For instance, community members can contribute with insights on the meanings of Indigenous place names, the symbolism in pictorial documents, and the oral histories associated with colonial records. At the same time, communities will have authority control over the information they input in the platforms and can decide to share it, or not with the wider world. These collaborations ensure that AI-driven analyses respect and incorporate CARE principles, Indigenous perspectives, creating a more inclusive and holistic understanding of history.
A Future Shaped by AI and Collaboration
As AI continues to advance, its applications in historical archaeology will only grow more sophisticated. By combining NLP, computer vision, HTR, and GIS, projects like the examples presented here, are creating new possibilities for exploring the past. These tools allow researchers to analyse massive datasets, uncover hidden patterns, and connect fragmented historical records across time and space. Furthermore, with the introduction of Large Language Models and the boom of Generative AI, other possibilities are opening up to work with large volumes of historical texts.

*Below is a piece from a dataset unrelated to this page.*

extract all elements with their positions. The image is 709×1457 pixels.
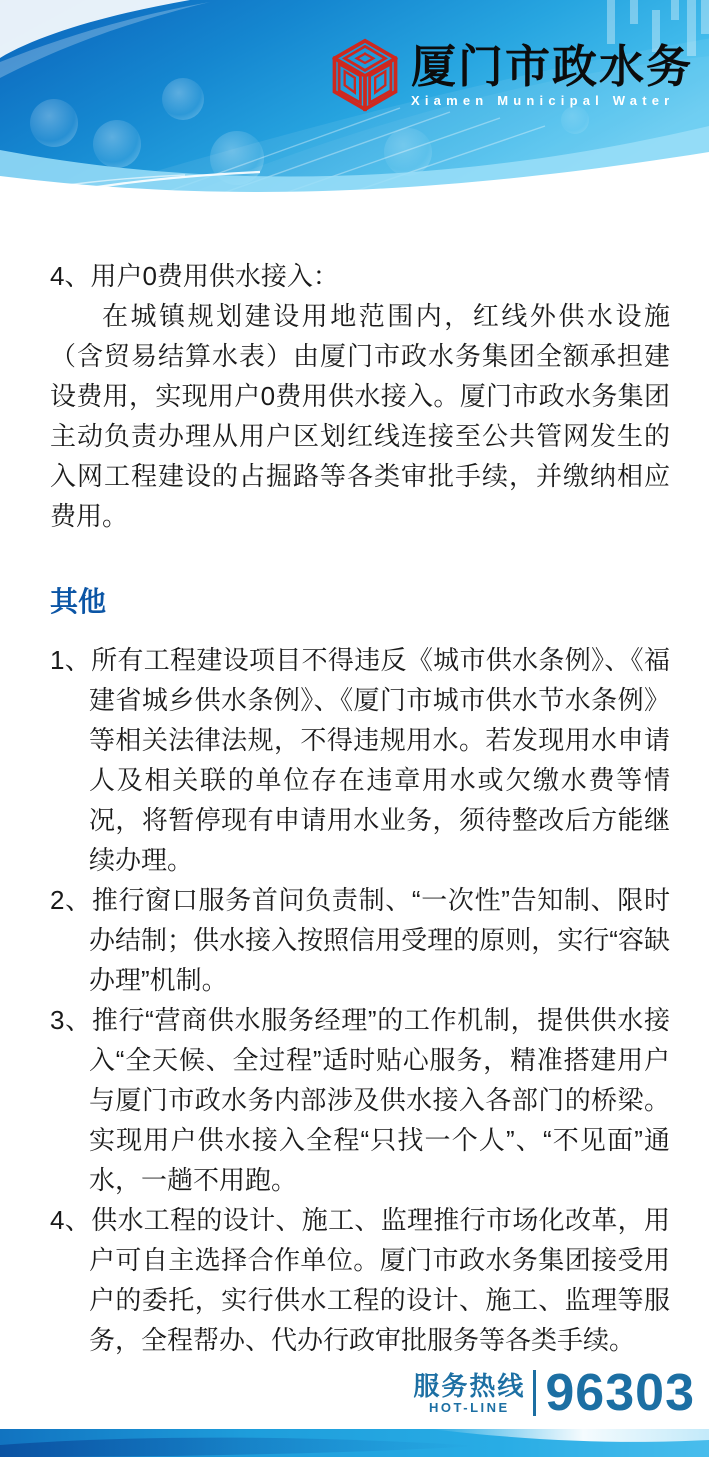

However, the true potential of AI lies in its ability to foster collaboration—between historians, archaeologists, computer scientists, and the communities whose histories these archives represent. Together, these diverse voices are reshaping how we remember, study, and engage with the past. This is the case of a recent project called ‘The New Spain Fleets: Delving into three centuries of socioeconomic history through Artificial Intelligence’ where a collaboration between many disciplines are taking place.
AI can be not just a tool for uncovering history but a bridge that connects us to the stories, cultures, and peoples who shape our world. As we continue to reimagine historical archaeology with AI, we are not only advancing scholarship but also ensuring that history remains a living, dynamic dialogue for generations to come.